One milligram is enough to kill 10 people. Why don't poisonous animals die with their toxins?

Poison may be a means for some animals to defend themselves, but the success of this defensive plan is conditional on the poison cooks not tasting from these organisms their poison.

How does that happen?

For example, poison frogs and some birds are filled with a toxin called batrachotoxin, which kills prey by disrupting proteins in the membranes of neurons that control their nervous activity;

The toxin inhibits nerve impulses by binding to the sodium channels that control these impulses.

The team studied sodium channels isolated from venomous 'pathoey' birds (Yurik Alert).

A dangerous neurotoxin

The poison "patrachotoxin" is one of the most dangerous neurotoxins, and this alkaline toxic substance is found in some species of beetles, as well as in frogs that inhabit the tropical forests of Colombia, and in the birds of "Pitohui" in Papua New Guinea in northern Australia.

The golden poisonous frog Phyllobates terribilis contains approximately one milligram of batrachotoxin in the skin glands.

This small amount is enough to kill about 10 people or more.

But how does this extreme toxicity not affect the sodium channels found in poisonous frogs?

Scientists have long believed that organisms containing the toxins "patrachotoxin" introduced some mutations to the proteins of their nerve membranes, which in turn prevents these toxins from binding to them.

The golden poisonous frog contains membrane proteins that are sensitive and non-resistant to batrachotoxin (Pixabay).

different mechanism

However, a recent study was published in the Journal of General Physiology on August 5, and was carried out by scientists from the University of California, San Francisco, and Stanford University. University), from the California Academy of Sciences;

She did not find a trace of such membranous mutations in the golden poisonous frog.

According to the press release published by the "Eurek Alert" website;

Daniel Minor, a professor at the University of California, San Francisco, says that his team "studyed sodium channels in two types of poisonous frogs, one containing batrachotoxin, the other a similar poison, and in another type of "pathoey".

The team isolated sodium channels from golden frogs and "pathoe" birds, and the study found no role for mutations that are resistant to the batrachotoxin toxin.

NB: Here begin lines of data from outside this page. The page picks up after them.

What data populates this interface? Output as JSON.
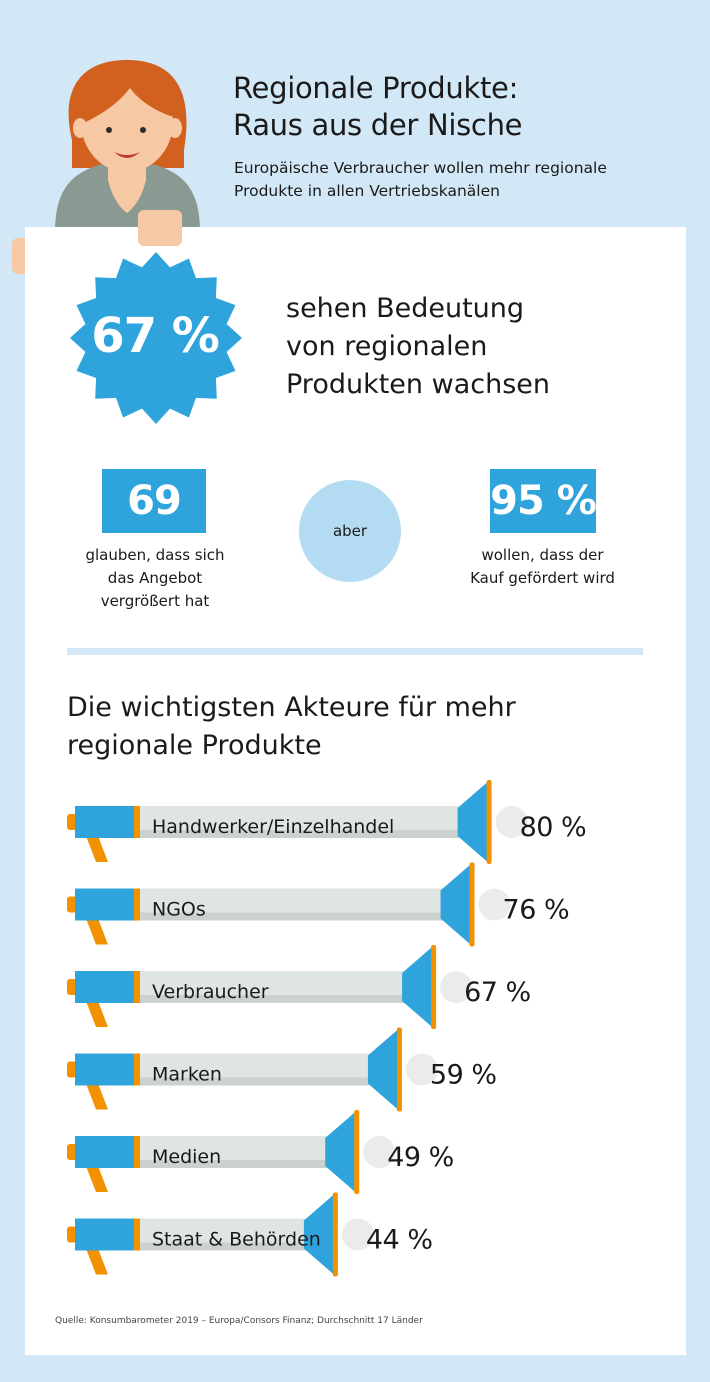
{
  "header": {
    "title_line1": "Regionale Produkte:",
    "title_line2": "Raus aus der Nische",
    "subtitle_line1": "Europäische Verbraucher wollen mehr regionale",
    "subtitle_line2": "Produkte in allen Vertriebskanälen"
  },
  "badge": {
    "value": "67 %"
  },
  "headline": {
    "line1": "sehen Bedeutung",
    "line2": "von regionalen",
    "line3": "Produkten wachsen"
  },
  "stats": {
    "left": {
      "value": "69 %",
      "line1": "glauben, dass sich",
      "line2": "das Angebot",
      "line3": "vergrößert hat"
    },
    "connector": "aber",
    "right": {
      "value": "95 %",
      "line1": "wollen, dass der",
      "line2": "Kauf gefördert wird"
    }
  },
  "section": {
    "title_line1": "Die wichtigsten Akteure für mehr",
    "title_line2": "regionale Produkte"
  },
  "chart_data": {
    "type": "bar",
    "orientation": "horizontal",
    "categories": [
      "Handwerker/Einzelhandel",
      "NGOs",
      "Verbraucher",
      "Marken",
      "Medien",
      "Staat & Behörden"
    ],
    "values": [
      80,
      76,
      67,
      59,
      49,
      44
    ],
    "value_labels": [
      "80 %",
      "76 %",
      "67 %",
      "59 %",
      "49 %",
      "44 %"
    ],
    "unit": "%",
    "colors": {
      "bar": "#dde3df",
      "bar_shadow": "#c9d0cb",
      "accent": "#2fa4dc",
      "orange": "#f39200"
    }
  },
  "source": "Quelle: Konsumbarometer 2019 – Europa/Consors Finanz; Durchschnitt 17 Länder",
  "colors": {
    "background": "#d3e8f6",
    "primary": "#2fa4dc",
    "light_blue": "#b3dcf2",
    "hair": "#d2611f",
    "skin": "#f6c9a4",
    "shirt": "#8a9991"
  }
}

Contrary to what was indicated by a previous study, this study showed that the golden poisonous frog contains membrane proteins sensitive and non-resistant to "batrachotoxin".

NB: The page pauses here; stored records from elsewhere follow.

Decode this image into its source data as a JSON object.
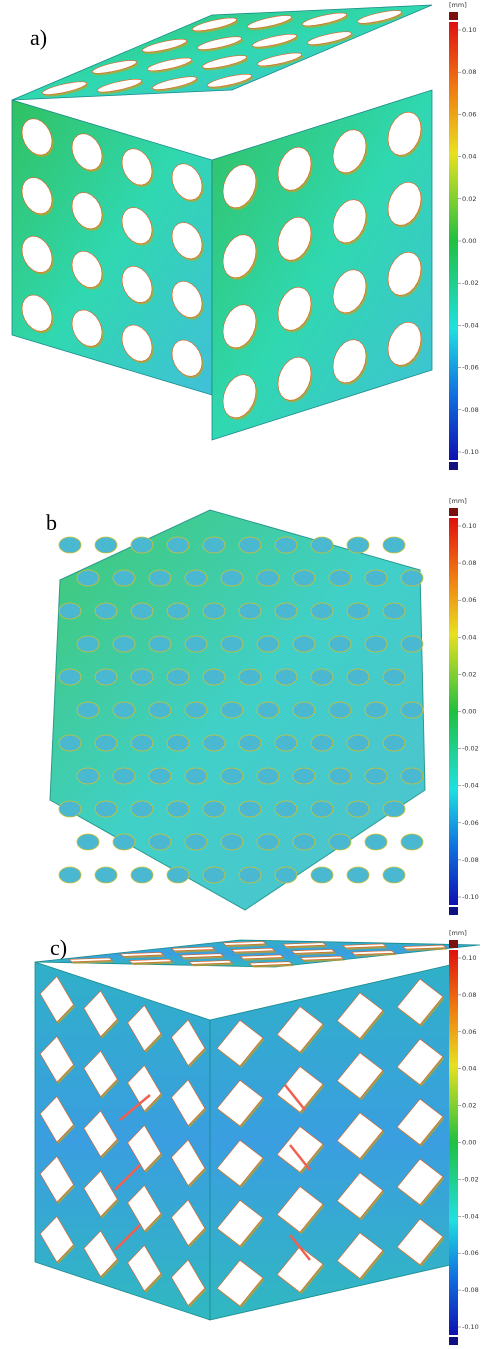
{
  "panels": [
    {
      "label": "a)",
      "colorbar": {
        "unit": "[mm]",
        "ticks": [
          "0.10",
          "0.08",
          "0.06",
          "0.04",
          "0.02",
          "0.00",
          "-0.02",
          "-0.04",
          "-0.06",
          "-0.08",
          "-0.10"
        ]
      }
    },
    {
      "label": "b",
      "colorbar": {
        "unit": "[mm]",
        "ticks": [
          "0.10",
          "0.08",
          "0.06",
          "0.04",
          "0.02",
          "0.00",
          "-0.02",
          "-0.04",
          "-0.06",
          "-0.08",
          "-0.10"
        ]
      }
    },
    {
      "label": "c)",
      "colorbar": {
        "unit": "[mm]",
        "ticks": [
          "0.10",
          "0.08",
          "0.06",
          "0.04",
          "0.02",
          "0.00",
          "-0.02",
          "-0.04",
          "-0.06",
          "-0.08",
          "-0.10"
        ]
      }
    }
  ]
}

For example, sodium channels isolated from the golden poison frog showed 10 times more sensitivity to batrachotoxin than their wild counterparts.

Thus, intrinsic resistance to toxins is not a matter of sodium channel mutations in these organisms.

How do these organisms avoid their own toxins?

The transport and concentration of toxins within the skin is critical in poisonous frogs (pixabay).

Absorbent Sponge Proteins

Here, the team thought that there was some mechanism in the way of batrachotoxin being able to target sodium channels.

The team found that a protein known as Saxiphilin acts as a sponge absorbent that can absorb saxitoxin, another neurotoxin similar to batrachotoxin.

However, the study has not yet identified any spongy proteins that can absorb the batrachotoxin poison and prevent its binding to sodium channels in poisonous golden frogs and in "pathoei" birds, which is what Minor and his team intend to study in the future.

Minor concludes that this study "not only provides a framework of knowledge about how to combat toxins, but may also help in understanding the pathways that help transport toxins and their concentration in key defensive organs such as the skin."